The band has a reputation for producing that classical 1950s outlaw-rockabilly sound while exploring ways to push the envelope. Featuring a moody Spanish rift, an alluring gospel track, string poppin’ highway licks and trippy harmonic sparkles about being lost in the desert, “Way Out West” does not disappoint.

When asked what advice he would give to someone just getting into country music, Stuart told Never-Nervous.com, “Listen to what everybody sounds like, then get as far away from that as you possibly can."

The band simultaneously worked on both the psychedelic “Way Out West” album and a “hillbilly surf band record” that has yet to be titled but already has 15 tracks cut, Stuart tells Leaderpost.com.

This summer, the band will be joining fellow country star Chris Stapleton’s All-American Road Show.

Stuart has been a steward for all things country music throughout his distinguished career.
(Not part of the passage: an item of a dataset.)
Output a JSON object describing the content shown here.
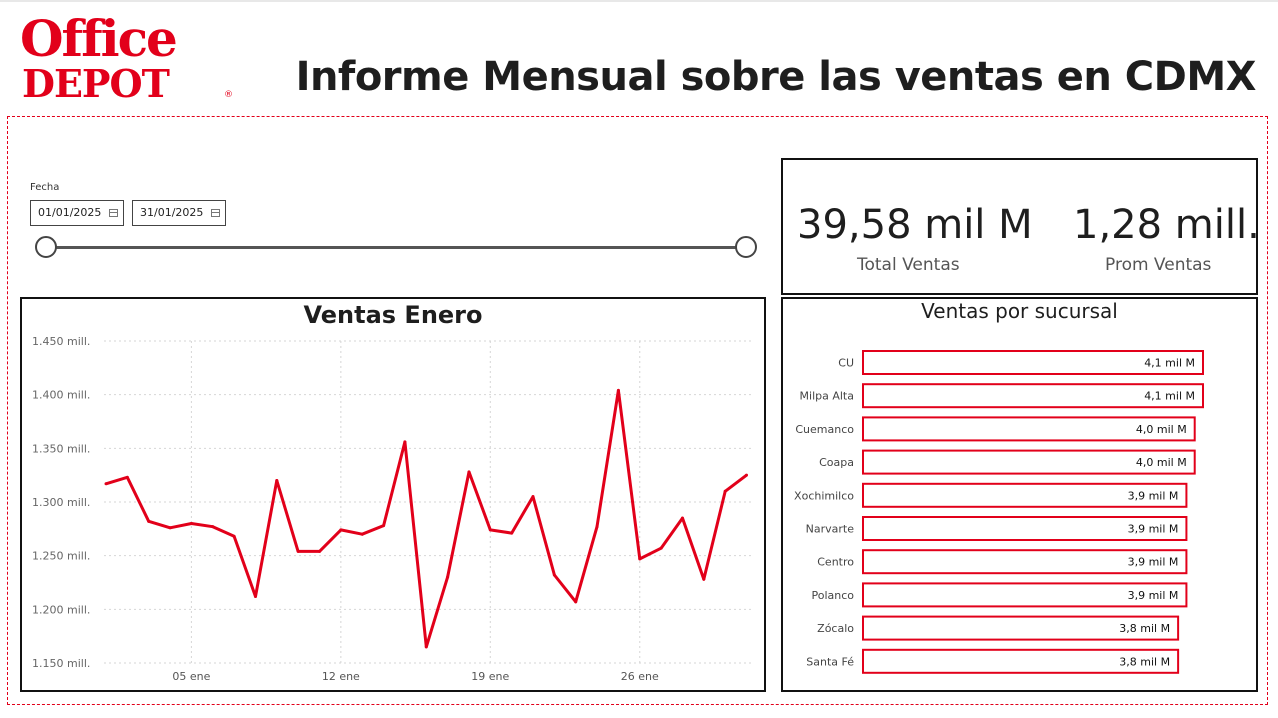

Boasting one of the world’s largest country music memorabilia collections, Stuart plans to open the Congress of Country Music in his hometown of Philadelphia, Miss. The project includes a museum of Stuart’s personal collection of over 20,000 records and artifacts, a concert venue, and the Marty Stuart Center, which is devoted to serving students who want to learn about the vast array of career options in the music industry.